W podsumowaniu powiedzmy, że wiele kłopotów stojących dzisiaj przed Unią tylko pozornie komplikuje realizację wspólnotowej idei. Jest bowiem wręcz przeciwnie – to właśnie te sprawy uświadamiają nam, że tylko wspólnie możemy stawić czoła wyzwaniom współczesności. Aby tak się stało, musimy koniecznie zadbać o realizację scenariusza unijnej przyszłości zmierzającego do Wspólnoty odmienionej na rzecz większej skuteczności działania i pozyskiwania szerokiego poparcia obywateli, czyli Unii silnej w sprawach wymagających jedności, ale akceptującej na zasadzie pomocniczości i solidarności narodowe odmienności.
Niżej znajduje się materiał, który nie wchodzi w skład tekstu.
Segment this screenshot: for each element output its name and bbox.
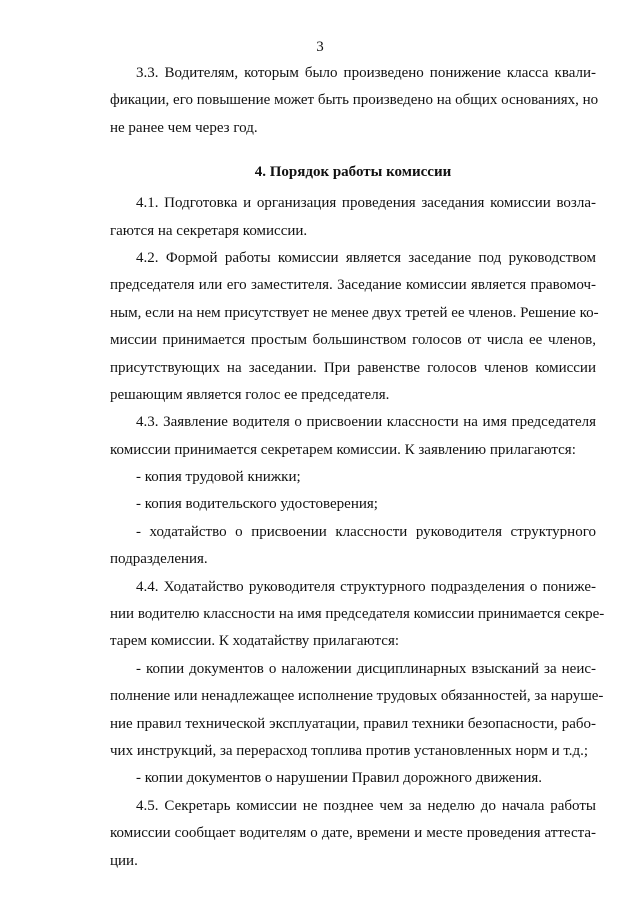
section-4-body [110,190,605,875]
text-line: нии водителю классности на имя председателя комиссии принимается секре- [110,606,605,623]
text-line: 4.3. Заявление водителя о присвоении классности на имя председателя [136,414,596,431]
text-line: ние правил технической эксплуатации, правил техники безопасности, рабо- [110,715,596,732]
paragraph-p4-2 [110,245,599,409]
text-line: 4.1. Подготовка и организация проведения заседания комиссии возла- [136,195,596,212]
page-number: 3 [316,39,324,55]
text-line: председателя или его заместителя. Заседание комиссии является правомоч- [110,277,596,294]
paragraph-p4-4-item2 [110,765,596,792]
text-line: присутствующих на заседании. При равенстве голосов членов комиссии [110,359,596,376]
paragraph-p4-4 [110,574,605,656]
text-line: ции. [110,852,138,869]
text-line: гаются на секретаря комиссии. [110,222,308,239]
text-line: полнение или ненадлежащее исполнение трудовых обязанностей, за наруше- [110,688,604,705]
paragraph-p3-3 [110,60,599,142]
text-line: фикации, его повышение может быть произведено на общих основаниях, но [110,92,599,109]
paragraph-p4-3-item2 [110,491,596,518]
text-line: подразделения. [110,551,208,568]
text-line: 4.4. Ходатайство руководителя структурного подразделения о пониже- [136,578,596,595]
document-body [110,60,605,875]
text-line: комиссии сообщает водителям о дате, времени и месте проведения аттеста- [110,825,596,842]
text-line: миссии принимается простым большинством голосов от числа ее членов, [110,332,596,349]
paragraph-p4-4-item1 [110,656,604,766]
paragraph-p4-5 [110,793,596,875]
text-line: тарем комиссии. К ходатайству прилагаются: [110,633,400,650]
text-line: решающим является голос ее председателя. [110,386,390,403]
paragraph-p4-1 [110,190,596,245]
text-line: ным, если на нем присутствует не менее двух третей ее членов. Решение ко- [110,304,599,321]
text-line: 3.3. Водителям, которым было произведено понижение класса квали- [136,65,596,81]
paragraph-p4-3 [110,409,596,464]
paragraph-p4-3-item3 [110,519,596,574]
text-line: - копия водительского удостоверения; [136,496,378,513]
section-heading: 4. Порядок работы комиссии [254,164,452,181]
text-line: - копии документов о наложении дисциплинарных взысканий за неис- [136,660,596,677]
text-line: чих инструкций, за перерасход топлива против установленных норм и т.д.; [110,742,589,759]
text-line: - копия трудовой книжки; [136,469,301,486]
text-line: - ходатайство о присвоении классности руководителя структурного [136,523,596,540]
paragraph-p4-3-item1 [110,464,596,491]
section-3-continuation [110,60,599,142]
text-line: комиссии принимается секретарем комиссии. К заявлению прилагаются: [110,441,576,458]
text-line: - копии документов о нарушении Правил дорожного движения. [136,770,543,787]
text-line: 4.2. Формой работы комиссии является заседание под руководством [136,249,596,266]
text-line: 4.5. Секретарь комиссии не позднее чем за неделю до начала работы [136,797,596,814]
text-line: не ранее чем через год. [110,119,258,136]
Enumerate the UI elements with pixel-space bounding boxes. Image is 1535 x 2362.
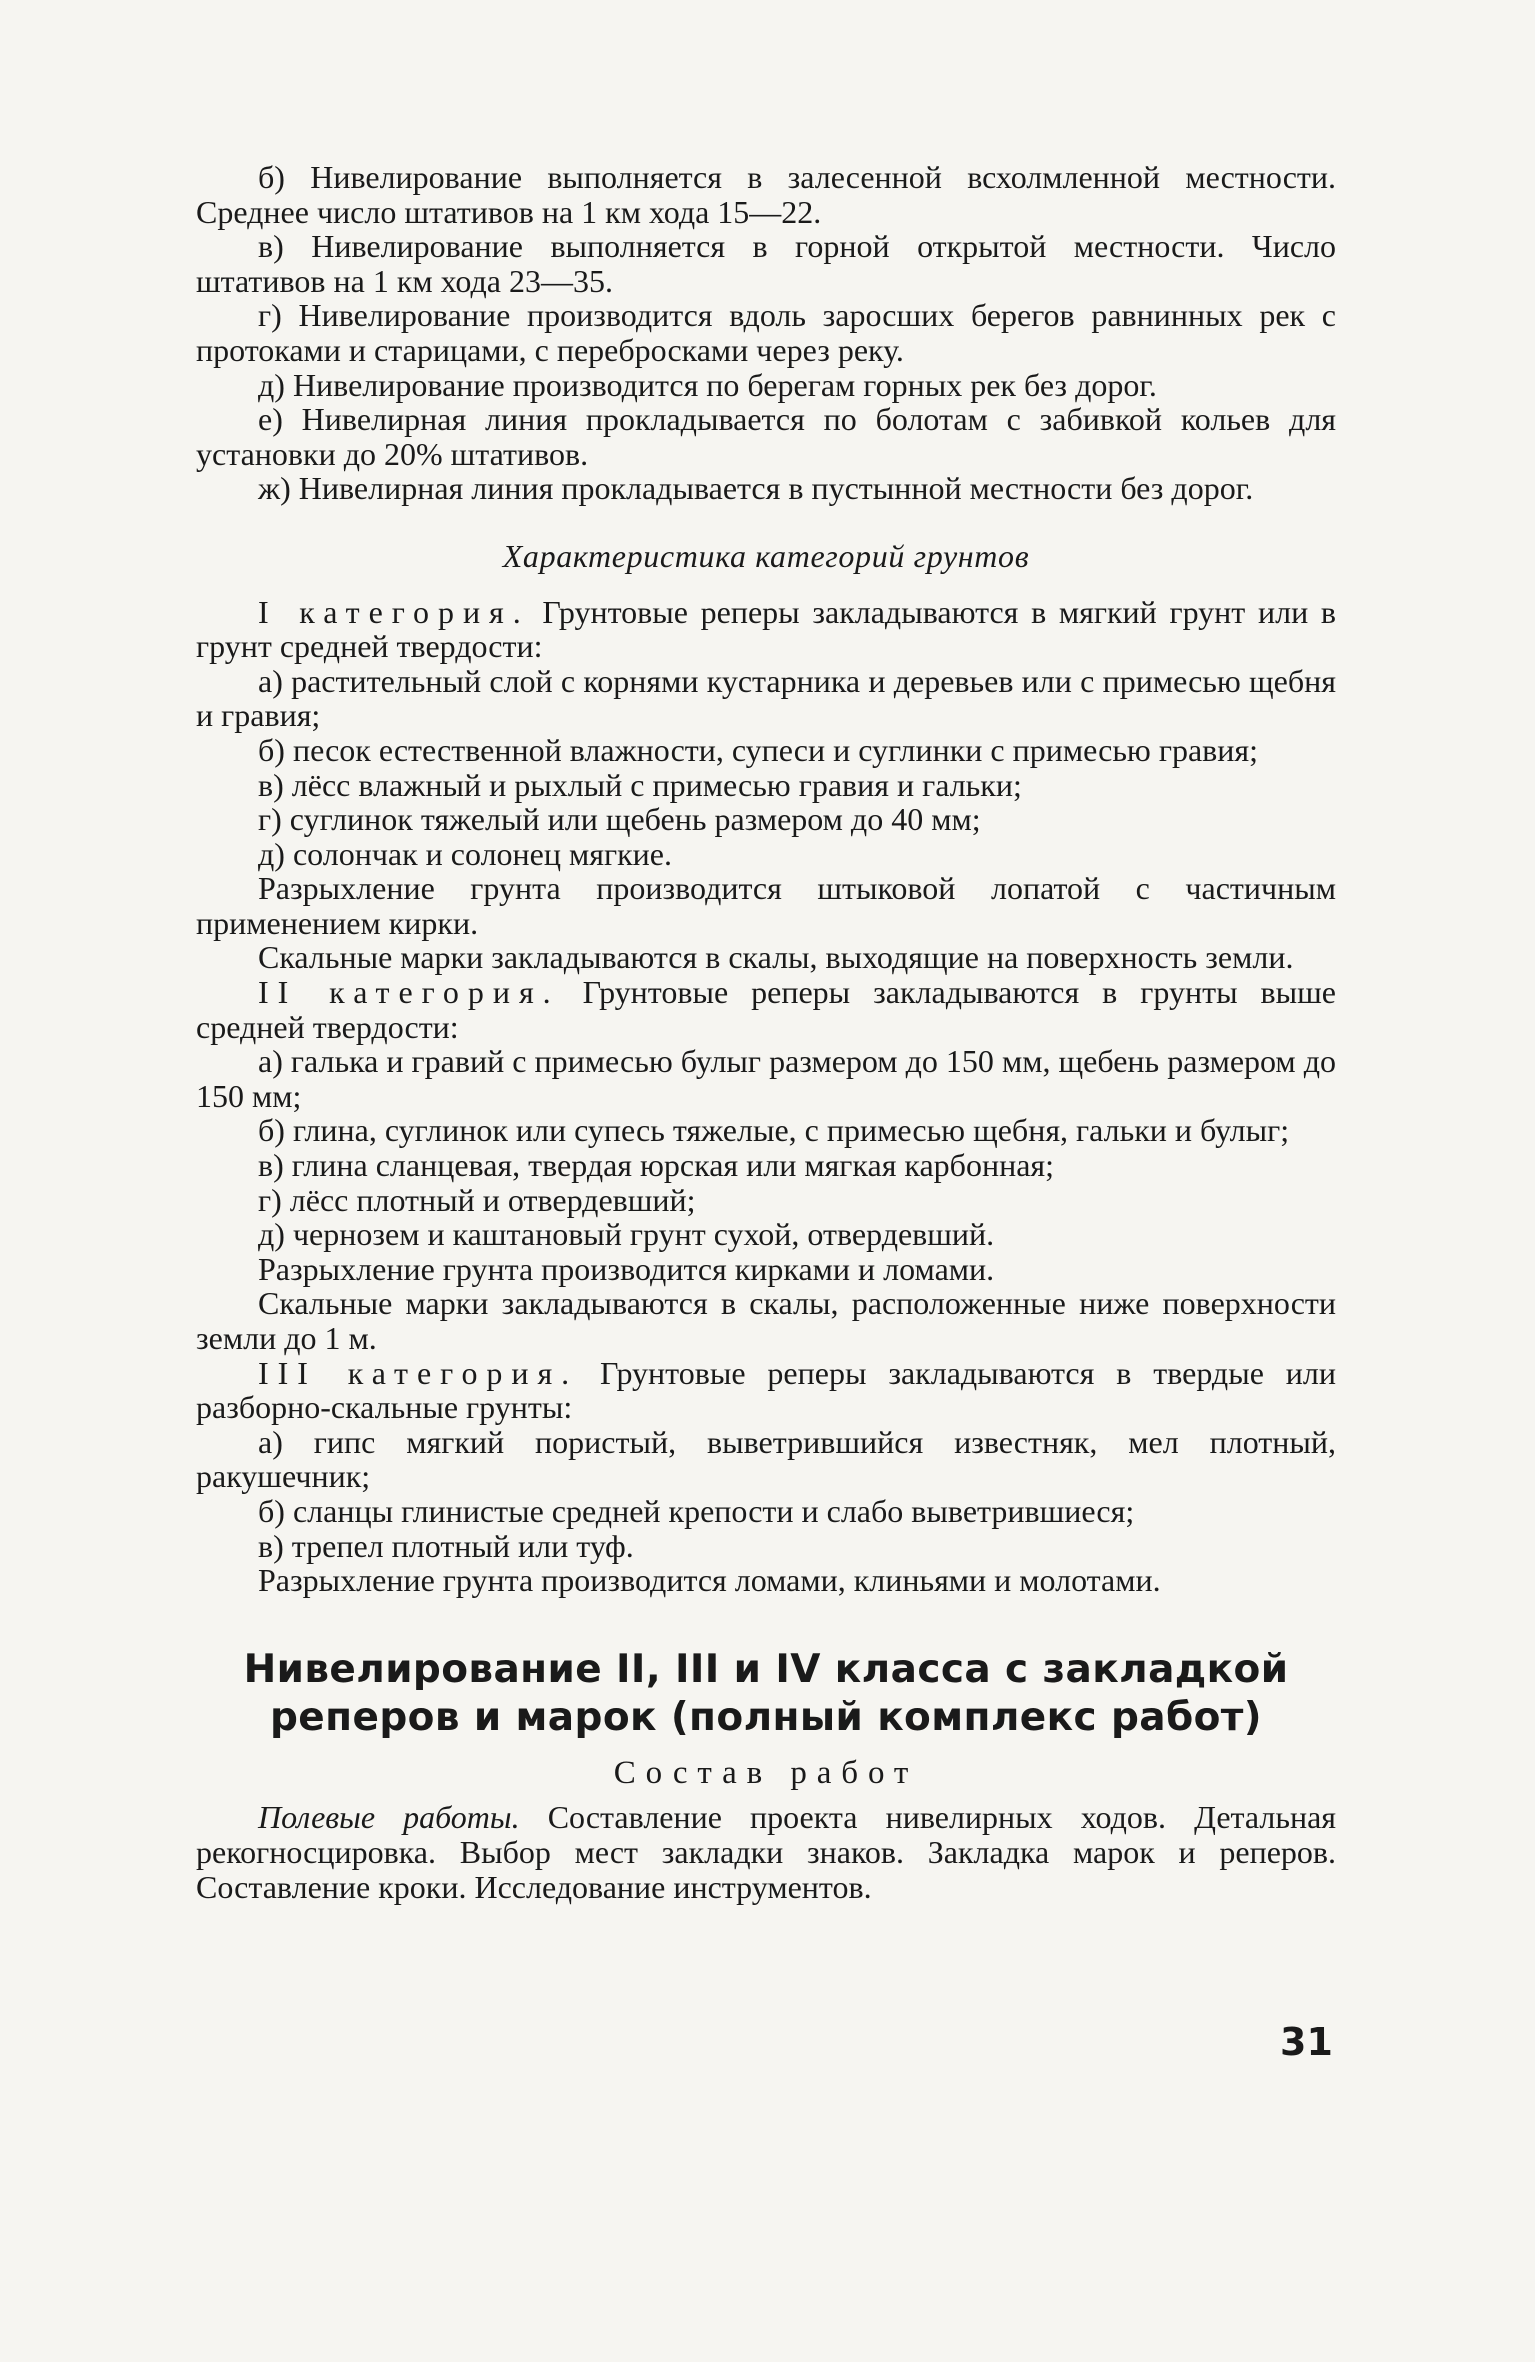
category-2-item: в) глина сланцевая, твердая юрская или мягкая карбонная; bbox=[258, 1147, 1055, 1184]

Większość z nas jest przecież przekonanych, że niepowodzenie w tej misji oznaczałoby marginalizację społeczeństw Europy i utratę znaczenia tak ważnego i podziwianego na świecie przykładu efektywnej ponadpaństwowej współpracy.
Być może to właśnie pandemia uświadomiła nam wszystkim, mimo krytyki działań unijnych w tym zakresie, jak bardzo dzisiaj jesteśmy od siebie zależni. Na poparcie dla Unii wpłynęły zapewne także szeroko opisywane i niezmierzające do pozytywnego finału komplikacje związane z brexitem czy przekonanie o konieczności ścisłej europejskiej współpracy w takich sprawach, jak przeciwstawianie się rosnącej gospodarczej potędze Chin i innych państw azjatyckich, polityka bezpieczeństwa, walka ze zmianami klimatu czy problematyka zdrowia publicznego.
.Dyskutujmy więc i zmieniajmy Wspólnotę, ale pamiętajmy, że krytyka UE nie ma nic wspólnego z wezwaniem do jej opuszczenia – głęboko przemyślane wspieranie Unii jest sprawą o kolosalnych konsekwencjach dla nas i całego świata!